2 1/3 = (6+1)/3 = 7/3
7/3 × 2/5 = 14/15
this is s little bit smaller than 1, and definitely not 1 1/3 (more than 1).
similar with the width.
1 3/7 = (7+3)/7 = 10/7
10/7 × 2/5 = 20/35 = 4/7 (and not 3/4)
so, this is all wrong.
the question is, if maybe the specified scaling factor of 2/5 is wrong.
so, let's see what the scaling factual is for the given model sizes.
7/3 × f = 1 1/3 = (3+1)/3 = 4/3
7f = 4
f = 4/7
now let's try this scaling factor for the width :
10/7 × 4/7 = 40/49
no, this is also not 3/4 (not even close). this is much closer to 4/5.

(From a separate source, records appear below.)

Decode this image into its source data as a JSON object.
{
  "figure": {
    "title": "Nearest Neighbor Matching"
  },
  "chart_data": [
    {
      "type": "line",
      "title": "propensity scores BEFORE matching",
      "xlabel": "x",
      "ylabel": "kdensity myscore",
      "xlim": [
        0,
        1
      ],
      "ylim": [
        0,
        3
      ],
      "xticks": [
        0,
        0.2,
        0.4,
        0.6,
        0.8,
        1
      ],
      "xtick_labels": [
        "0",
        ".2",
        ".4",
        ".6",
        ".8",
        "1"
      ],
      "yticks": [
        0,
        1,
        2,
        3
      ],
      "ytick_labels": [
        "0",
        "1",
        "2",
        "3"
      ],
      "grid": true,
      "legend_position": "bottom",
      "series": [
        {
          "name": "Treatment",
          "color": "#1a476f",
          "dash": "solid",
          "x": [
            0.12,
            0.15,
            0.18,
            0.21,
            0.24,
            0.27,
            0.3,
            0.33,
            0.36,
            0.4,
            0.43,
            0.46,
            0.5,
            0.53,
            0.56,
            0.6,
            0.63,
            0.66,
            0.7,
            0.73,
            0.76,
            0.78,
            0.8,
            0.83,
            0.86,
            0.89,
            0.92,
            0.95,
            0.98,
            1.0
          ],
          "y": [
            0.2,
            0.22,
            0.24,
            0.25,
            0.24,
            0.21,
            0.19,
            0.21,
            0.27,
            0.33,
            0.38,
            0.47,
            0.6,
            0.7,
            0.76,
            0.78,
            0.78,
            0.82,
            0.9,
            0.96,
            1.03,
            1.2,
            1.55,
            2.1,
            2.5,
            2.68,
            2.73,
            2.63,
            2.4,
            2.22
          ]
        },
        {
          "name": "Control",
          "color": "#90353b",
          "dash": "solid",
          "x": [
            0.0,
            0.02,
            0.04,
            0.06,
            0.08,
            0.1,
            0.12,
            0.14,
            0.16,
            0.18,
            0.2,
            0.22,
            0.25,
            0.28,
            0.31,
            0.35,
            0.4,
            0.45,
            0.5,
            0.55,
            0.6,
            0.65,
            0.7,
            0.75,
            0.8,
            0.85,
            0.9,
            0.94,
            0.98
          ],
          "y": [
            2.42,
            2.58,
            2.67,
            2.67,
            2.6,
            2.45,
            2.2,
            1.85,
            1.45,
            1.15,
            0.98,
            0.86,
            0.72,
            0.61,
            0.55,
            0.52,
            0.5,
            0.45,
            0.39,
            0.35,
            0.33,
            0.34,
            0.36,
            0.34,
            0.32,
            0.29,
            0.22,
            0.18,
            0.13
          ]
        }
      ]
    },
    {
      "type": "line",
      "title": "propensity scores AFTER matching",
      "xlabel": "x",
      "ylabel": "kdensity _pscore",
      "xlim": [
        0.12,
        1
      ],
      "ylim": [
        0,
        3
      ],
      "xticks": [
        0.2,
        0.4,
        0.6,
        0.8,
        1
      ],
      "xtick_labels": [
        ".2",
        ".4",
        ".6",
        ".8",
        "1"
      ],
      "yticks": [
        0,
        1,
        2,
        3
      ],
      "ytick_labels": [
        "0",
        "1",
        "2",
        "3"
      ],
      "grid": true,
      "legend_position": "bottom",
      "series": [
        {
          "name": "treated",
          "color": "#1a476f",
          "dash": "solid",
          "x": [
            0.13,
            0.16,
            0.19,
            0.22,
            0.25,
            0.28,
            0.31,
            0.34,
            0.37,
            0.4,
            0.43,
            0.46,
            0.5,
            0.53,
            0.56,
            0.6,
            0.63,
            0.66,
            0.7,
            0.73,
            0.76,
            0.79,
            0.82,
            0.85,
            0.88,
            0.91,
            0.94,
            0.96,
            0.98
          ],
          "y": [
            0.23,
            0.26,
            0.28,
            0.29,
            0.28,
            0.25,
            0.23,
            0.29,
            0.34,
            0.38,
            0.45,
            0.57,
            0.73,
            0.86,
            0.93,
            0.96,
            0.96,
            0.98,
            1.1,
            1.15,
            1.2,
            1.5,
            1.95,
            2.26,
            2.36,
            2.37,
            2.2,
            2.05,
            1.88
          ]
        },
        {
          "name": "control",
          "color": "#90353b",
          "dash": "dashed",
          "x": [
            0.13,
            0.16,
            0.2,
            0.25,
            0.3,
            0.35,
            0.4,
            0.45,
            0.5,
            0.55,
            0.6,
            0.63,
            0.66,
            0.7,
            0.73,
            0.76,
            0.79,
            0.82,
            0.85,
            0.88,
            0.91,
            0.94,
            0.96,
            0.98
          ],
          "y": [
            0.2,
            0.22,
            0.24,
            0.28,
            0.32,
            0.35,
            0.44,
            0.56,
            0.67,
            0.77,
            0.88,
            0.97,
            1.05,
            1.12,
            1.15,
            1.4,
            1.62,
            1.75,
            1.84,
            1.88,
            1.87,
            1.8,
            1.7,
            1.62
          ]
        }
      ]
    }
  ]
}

therefore, I assume now that the actual and scale numbers are correct, and we calculate all the correct model numbers.
so, again
the model length is actually 14/15
the model width is 4/7
the model height is
(8+1)/8 × 2/5 = 9/8 × 2/5 = 18/40 = 9/20
the model door width is
6/7 × 2/5 = 12/35
the model door height is
7/8 × 2/5 = 14/40
and because the scaling factor (2/5) is smaller than 1, actually smaller than 1/2, the model numbers will be smaller then even half the actual numbers. as our results above show.